Sampling a plurality of frame sequences for N times, and collecting one frame image from each of the plurality of frame sequences each time; wherein N is an integer greater than or equal to 1;

determining a frame image of each live video stream according to the frame image obtained by current sampling;

the identifying whether the same anchor exists in the anchors corresponding to the live video streams according to the at least one cluster includes:

when target clusters obtained based on face information in each sampled frame image are the same, determining that the same anchor exists in anchors corresponding to the live video streams;

The target cluster is a cluster with the number of face information larger than a preset threshold value in the at least one cluster.

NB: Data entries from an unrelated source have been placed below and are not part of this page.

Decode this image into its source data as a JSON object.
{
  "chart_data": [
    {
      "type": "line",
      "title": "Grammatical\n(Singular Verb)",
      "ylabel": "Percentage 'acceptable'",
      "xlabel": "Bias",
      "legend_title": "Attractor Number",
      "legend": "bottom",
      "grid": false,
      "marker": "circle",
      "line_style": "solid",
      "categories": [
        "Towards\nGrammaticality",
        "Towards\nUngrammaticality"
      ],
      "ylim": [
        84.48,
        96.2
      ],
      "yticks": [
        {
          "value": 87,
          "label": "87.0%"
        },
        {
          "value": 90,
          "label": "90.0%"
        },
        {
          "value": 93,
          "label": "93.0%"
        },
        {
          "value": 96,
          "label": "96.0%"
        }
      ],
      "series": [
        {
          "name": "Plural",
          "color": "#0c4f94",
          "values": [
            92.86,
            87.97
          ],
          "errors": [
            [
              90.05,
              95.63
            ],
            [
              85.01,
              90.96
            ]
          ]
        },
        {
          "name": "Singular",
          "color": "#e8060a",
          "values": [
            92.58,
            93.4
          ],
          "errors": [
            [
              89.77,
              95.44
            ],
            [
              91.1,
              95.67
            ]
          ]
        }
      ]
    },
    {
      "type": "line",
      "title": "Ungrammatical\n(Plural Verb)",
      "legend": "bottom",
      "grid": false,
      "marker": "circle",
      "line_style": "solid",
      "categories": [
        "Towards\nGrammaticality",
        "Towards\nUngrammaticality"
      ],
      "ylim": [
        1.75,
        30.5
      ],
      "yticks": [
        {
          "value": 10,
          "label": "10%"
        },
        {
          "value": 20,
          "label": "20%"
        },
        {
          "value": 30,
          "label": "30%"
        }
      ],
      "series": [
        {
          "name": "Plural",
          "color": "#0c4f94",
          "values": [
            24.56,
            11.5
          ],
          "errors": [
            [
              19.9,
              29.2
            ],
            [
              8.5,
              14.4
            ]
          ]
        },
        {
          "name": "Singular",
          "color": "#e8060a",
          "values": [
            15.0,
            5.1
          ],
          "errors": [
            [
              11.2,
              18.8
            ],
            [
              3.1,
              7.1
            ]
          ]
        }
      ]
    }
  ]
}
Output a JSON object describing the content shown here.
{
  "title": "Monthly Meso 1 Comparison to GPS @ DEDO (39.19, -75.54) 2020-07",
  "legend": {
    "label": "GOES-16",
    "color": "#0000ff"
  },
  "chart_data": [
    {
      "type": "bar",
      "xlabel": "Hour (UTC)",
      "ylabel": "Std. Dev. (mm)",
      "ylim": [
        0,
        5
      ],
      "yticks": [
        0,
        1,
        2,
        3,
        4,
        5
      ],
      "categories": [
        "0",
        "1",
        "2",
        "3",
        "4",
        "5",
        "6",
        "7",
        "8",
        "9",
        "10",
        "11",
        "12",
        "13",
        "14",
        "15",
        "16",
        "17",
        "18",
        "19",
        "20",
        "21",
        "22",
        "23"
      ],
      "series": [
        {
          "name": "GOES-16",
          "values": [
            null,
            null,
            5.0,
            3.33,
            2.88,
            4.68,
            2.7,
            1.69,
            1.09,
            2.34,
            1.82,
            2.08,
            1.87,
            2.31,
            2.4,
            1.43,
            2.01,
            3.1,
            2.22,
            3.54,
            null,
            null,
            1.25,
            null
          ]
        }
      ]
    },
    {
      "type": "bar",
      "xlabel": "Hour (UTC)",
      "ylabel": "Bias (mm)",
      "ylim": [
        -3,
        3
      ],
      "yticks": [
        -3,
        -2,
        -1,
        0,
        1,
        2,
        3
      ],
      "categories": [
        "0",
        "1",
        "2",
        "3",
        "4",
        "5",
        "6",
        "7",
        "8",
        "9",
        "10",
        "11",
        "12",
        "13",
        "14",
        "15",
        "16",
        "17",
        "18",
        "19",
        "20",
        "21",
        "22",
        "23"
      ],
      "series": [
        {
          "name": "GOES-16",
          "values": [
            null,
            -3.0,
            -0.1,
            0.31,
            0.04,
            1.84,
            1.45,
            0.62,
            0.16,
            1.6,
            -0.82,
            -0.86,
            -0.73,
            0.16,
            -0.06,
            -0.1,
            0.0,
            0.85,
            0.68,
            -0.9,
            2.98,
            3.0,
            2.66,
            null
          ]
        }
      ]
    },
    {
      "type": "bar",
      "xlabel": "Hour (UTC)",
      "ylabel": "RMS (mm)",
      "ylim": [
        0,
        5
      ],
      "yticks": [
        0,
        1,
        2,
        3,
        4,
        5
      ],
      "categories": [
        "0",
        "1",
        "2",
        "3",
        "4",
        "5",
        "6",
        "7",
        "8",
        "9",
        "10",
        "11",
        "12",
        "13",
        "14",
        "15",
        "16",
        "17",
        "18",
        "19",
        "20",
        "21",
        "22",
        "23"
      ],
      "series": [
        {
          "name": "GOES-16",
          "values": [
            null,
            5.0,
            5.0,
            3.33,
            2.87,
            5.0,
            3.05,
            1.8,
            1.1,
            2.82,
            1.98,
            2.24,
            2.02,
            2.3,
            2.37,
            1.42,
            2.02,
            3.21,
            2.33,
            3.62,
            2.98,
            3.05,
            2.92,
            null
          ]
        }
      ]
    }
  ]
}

2. The method of claim 1, further comprising:

Determining the number of face information in each cluster;

and determining the cluster with the number larger than a preset threshold value in the at least one cluster as a target cluster.

3. The method of claim 2, further comprising:

And transmitting the live video streams corresponding to the face information in the target cluster to a manual auditing terminal.

4. A live video processing apparatus, comprising:

The acquisition module is used for responding to processing requests of a plurality of live video streams, acquiring frame images of each live video stream, wherein the processing requests are violation detection requests and are used for detecting whether the live video streams have a violation behavior of one person for multicasting;

the identification module is used for identifying whether the same anchor exists in the anchors corresponding to the live video streams according to the at least one cluster;

wherein, the acquisition module includes:

An obtaining unit, configured to obtain respective frame sequences of the plurality of live video streams;

The sampling unit is used for sampling a plurality of frame sequences for N times, and each time, one frame image is acquired from each of the plurality of frame sequences; wherein N is an integer greater than or equal to 1;

The determining unit is used for determining the frame image of each live video stream according to the frame image obtained by current sampling;

the identification module is specifically configured to:

5. The apparatus of claim 4, wherein the identification module is further to:

Determining the number of face information in each cluster;

6. The apparatus of claim 5, wherein the identification module is further specifically configured to:

7. An electronic device, comprising:

at least one processor; and

A memory communicatively coupled to the at least one processor; wherein,

The memory stores instructions executable by the at least one processor to enable the at least one processor to perform the method of any one of claims 1-3.

8. A non-transitory computer readable storage medium storing computer instructions for causing the computer to perform the method of any one of claims 1-3.

9. A computer program product comprising a computer program which, when executed by a processor, implements the method according to any one of claims 1 to 3.